Standard Chartered PE: will 2018 be the year it (finally) spins out?

SCPE has continued to invest amid its sales process, most recently in an Indian B2B travel distribution company.

Standard Chartered Private Equity, the private equity arm of Standard Chartered Bank, has been rumoured to be on sale for years.

The London-headquartered bank, which has invested $6 billion across more than 100 companies through the bank’s balance sheet, said in November 2015 it would reduce its private equity business over the next two years and focus on selected investments.

In November last year the unit renewed its spin-out plan and was expecting backing from financial sponsors and asset management platforms where there is “complementarity with the unit”, a source with knowledge of the matter told sister publication Private Equity International at the time.

Fast forward to July and the on-and-off sale and attempts to spin out are ongoing. According to a Bloomberg report in May the bank is seeking investors to buy the remaining $1.5 billion of private equity assets and back a spin-out. The deal includes a team of 55 investment professionals and an emerging markets-heavy portfolio of assets that includes Vietnamese mobile money operator M_Services, South Korea’s Kolon Water and Energy and Chinese health and beauty chain Shanghai Siyanli Industrial Company.

Two Asia market sources PEI spoke with said they wouldn’t be surprised if the sale included a stapled element – where buyers would offer to cash out SCPE’s third-party investors by selling a package of assets of about $500 million on the secondaries market with a similar-sized primary commitment to a new fund, so the unit can spin out.

SCPE has continued to invest in deals amid the sales process. The unit’s latest investment is Travel Boutique Online Group, an Indian B2B travel distribution company, announced in mid-July. SCPE, which typically invests between $40 million and $75 million in companies, did not disclose the financial details. In May it invested in Tat Hong Holdings, a Singapore-based supplier of cranes and heavy equipment. SCPE is also reportedly interested in acquiring a Ugandan soft drinks and biscuits company and is exiting its stake in a unit of construction conglomerate Saudi Binladin Group.

One Hong Kong-based fund of funds manager told PEI that investing during a sale process is not out of the ordinary, as long as there is still investable capital.

“One issue with the sale is that SCPE has been trying to sell it as a single entity, when the portfolio is a collection of different markets,” the manager said. The Asia business could be split from the Africa business, he added.

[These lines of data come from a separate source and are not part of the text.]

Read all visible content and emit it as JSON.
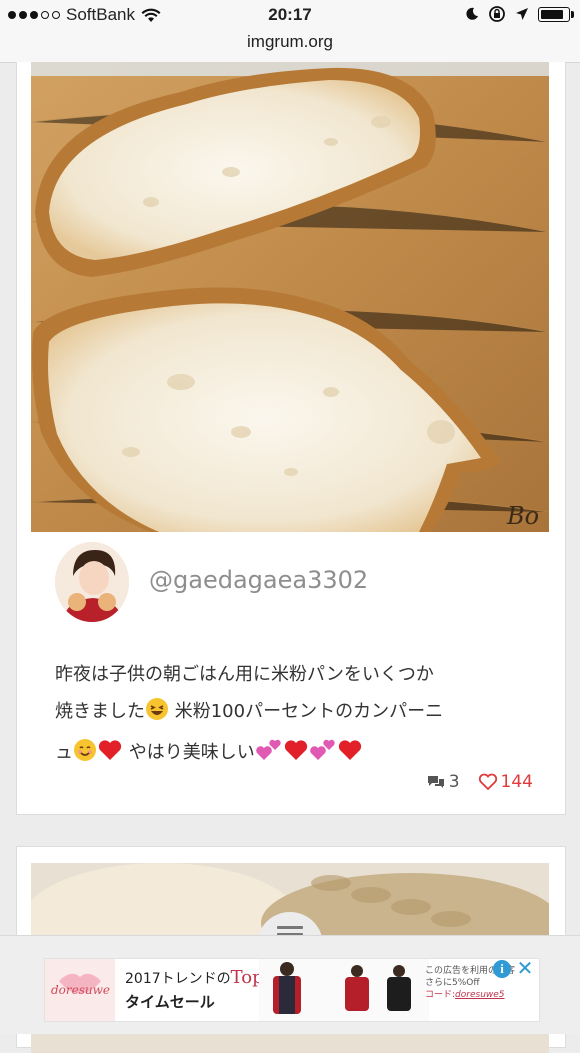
{
  "status_bar": {
    "carrier": "SoftBank",
    "time": "20:17",
    "url": "imgrum.org",
    "battery_level": 0.85
  },
  "post": {
    "username": "@gaedagaea3302",
    "caption_line1": "昨夜は子供の朝ごはん用に米粉パンをいくつか",
    "caption_line2_a": "焼きました",
    "caption_line2_b": " 米粉100パーセントのカンパーニ",
    "caption_line3_a": "ュ",
    "caption_line3_b": " やはり美味しい",
    "comments_count": "3",
    "likes_count": "144",
    "photo_corner_text": "Bo"
  },
  "ad": {
    "logo_text": "doresuwe",
    "headline_prefix": "2017トレンドの",
    "headline_brand": "Tops",
    "subline": "タイムセール",
    "right_line1": "この広告を利用のお客",
    "right_line2": "さらに5%Off",
    "right_code_label": "コード:",
    "right_code": "doresuwe5",
    "info_icon": "i",
    "close_icon": "✕"
  },
  "colors": {
    "like_red": "#e03b3b",
    "info_blue": "#2f9ad3",
    "username_gray": "#8e8e8e"
  },
  "icons": [
    "wifi-icon",
    "moon-icon",
    "rotation-lock-icon",
    "location-arrow-icon",
    "battery-icon",
    "comment-icon",
    "heart-icon",
    "hamburger-menu-icon",
    "ad-info-icon",
    "ad-close-icon"
  ]
}
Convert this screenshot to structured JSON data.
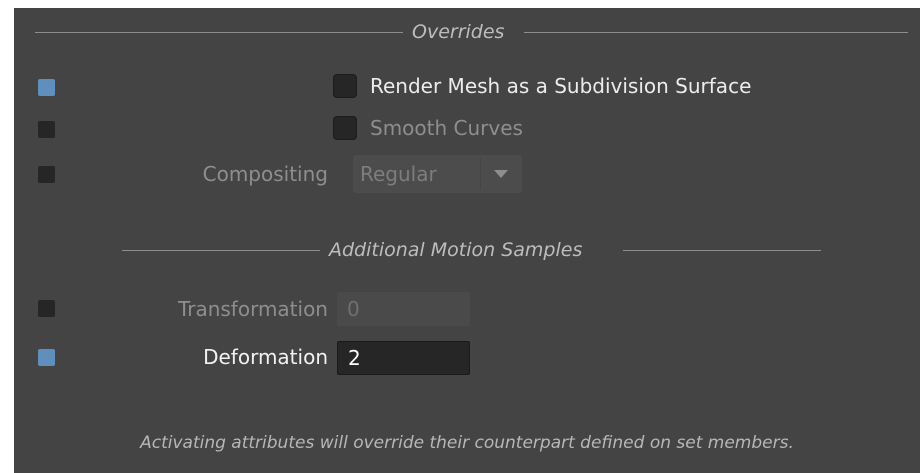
{
  "overrides": {
    "title": "Overrides",
    "render_mesh_subdiv": {
      "label": "Render Mesh as a Subdivision Surface",
      "override_active": true,
      "checked": false
    },
    "smooth_curves": {
      "label": "Smooth Curves",
      "override_active": false,
      "checked": false
    },
    "compositing": {
      "label": "Compositing",
      "value": "Regular",
      "override_active": false
    }
  },
  "motion_samples": {
    "title": "Additional Motion Samples",
    "transformation": {
      "label": "Transformation",
      "value": "0",
      "override_active": false
    },
    "deformation": {
      "label": "Deformation",
      "value": "2",
      "override_active": true
    }
  },
  "footer": {
    "text": "Activating attributes will override their counterpart defined on set members."
  },
  "colors": {
    "panel_bg": "#444444",
    "indicator_active": "#5f8fbc",
    "indicator_inactive": "#262626"
  },
  "icons": {
    "dropdown": "chevron-down-icon"
  }
}
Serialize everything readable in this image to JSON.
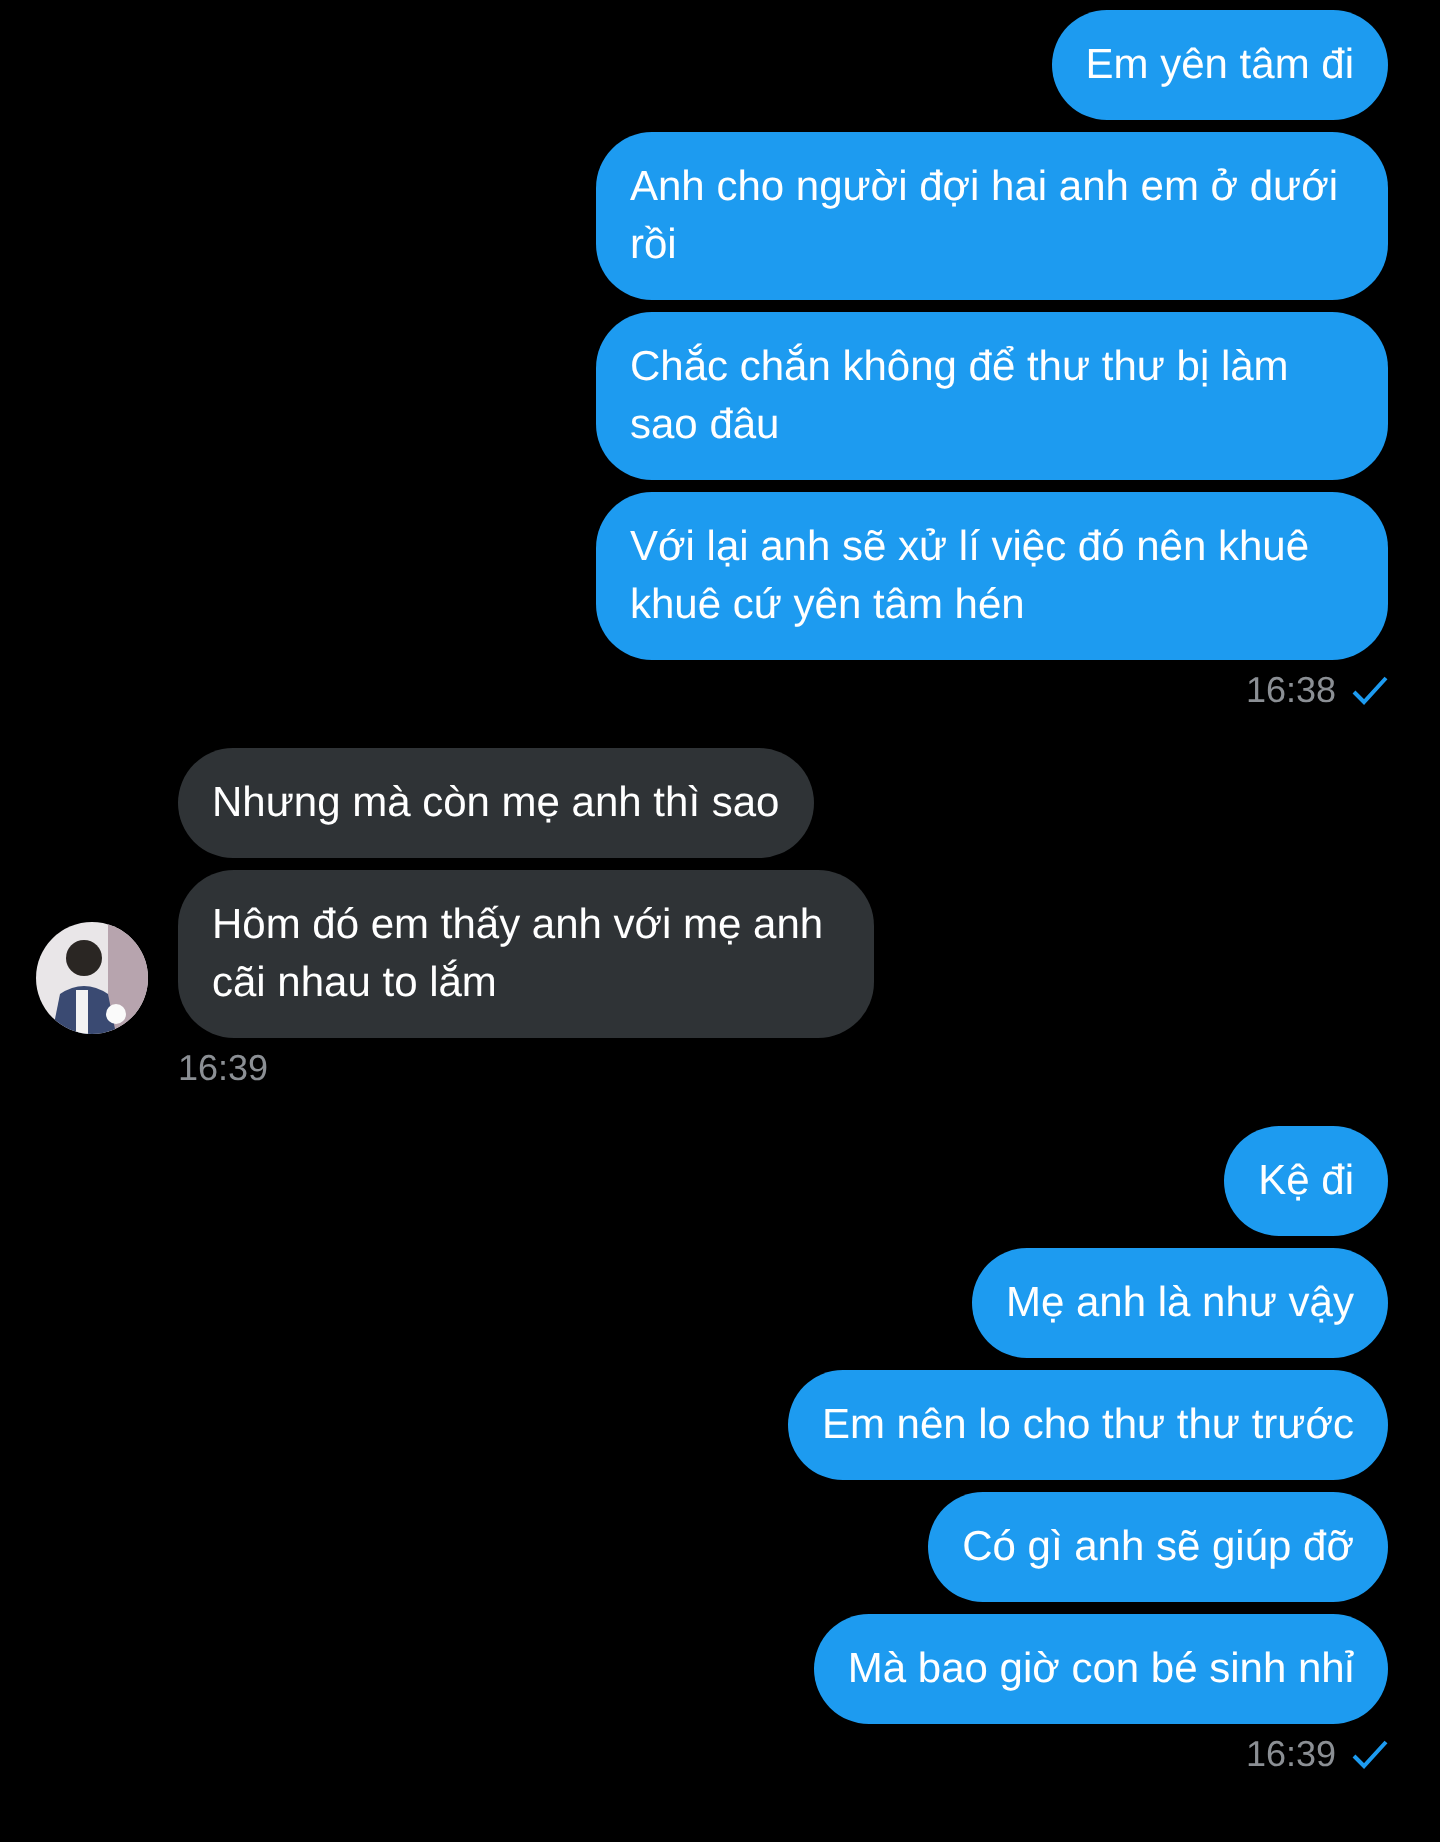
{
  "groups": [
    {
      "kind": "sent",
      "messages": [
        "Em yên tâm đi",
        "Anh cho người đợi hai anh em ở dưới rồi",
        "Chắc chắn không để thư thư bị làm sao đâu",
        "Với lại anh sẽ xử lí việc đó nên khuê khuê cứ yên tâm hén"
      ],
      "time": "16:38",
      "read": true
    },
    {
      "kind": "received",
      "messages": [
        "Nhưng mà còn mẹ anh thì sao",
        "Hôm đó em thấy anh với mẹ anh cãi nhau to lắm"
      ],
      "time": "16:39"
    },
    {
      "kind": "sent",
      "messages": [
        "Kệ đi",
        "Mẹ anh là như vậy",
        "Em nên lo cho thư thư trước",
        "Có gì anh sẽ giúp đỡ",
        "Mà bao giờ con bé sinh nhỉ"
      ],
      "time": "16:39",
      "read": true
    }
  ]
}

Meanwhile, a Hong Kong-based placement agent added: “This sale has been going on for too long. With the number of spin-out attempts, it wasn’t clear whether SCPE was really a motivated seller or not, maybe they are now.”

Standard Chartered Private Equity declined to comment on the process. Credit Suisse, the financial advisor to SCPE, could not be reached for comment by press time.

Five spin-outs of note

Tenaya Capital-Lehman Brothers

In February 2009, a HarbourVest-backed management group helped spin out the venture capital arm of Lehman Brothers after the investment bank went bankrupt. It bought the parent’s existing investments and unfunded commitments. In 2012 the firm, now called Tenaya Capital, raised $372 million for its first independent fund.

Equistone Partners Europe-Barclays

Equistone Partners Europe was spun out of Barclays in 2011 by its management team, led by Guillaume Jacqeau. The firm raised its first post-Barclays fund in 2013, collecting €1.5 billion for EPEF IV. The buyout was one of many driven by post-crisis capital requirements which drove the divestment of illiquids.


The firm has grown so big it’s easy to forget that it only spun out in 2013. The deal, valued at €510 million when it was announced, saw what was then known as AXA Private Equity peel away from insurance giant AXA Group. The management team, led by Dominique Senequier, took a 46 percent stake in the new business.

One Equity Partners-JPMorgan

One Equity Partners spun out from JPMorgan in 2015 using a stapled transaction. Secondaries buyer Lexington Partners bought a large chunk of the firm’s portfolio and committed $500 million for the firm to invest as a standalone entity. It closed its first standalone fund in 2015 on $1.65 billion.

Pollen Street-RBS

The RBS spin-out Pollen Street was in the news in February as it closed its first post-spin-out fund on £402 million ($555 million; €452 million), having held a first close in March 2016.The financial-services-focused manager first struck out on its own in 2015 at the second time of asking, after the parent rejected its first attempt.

– Rod James contributed to this report.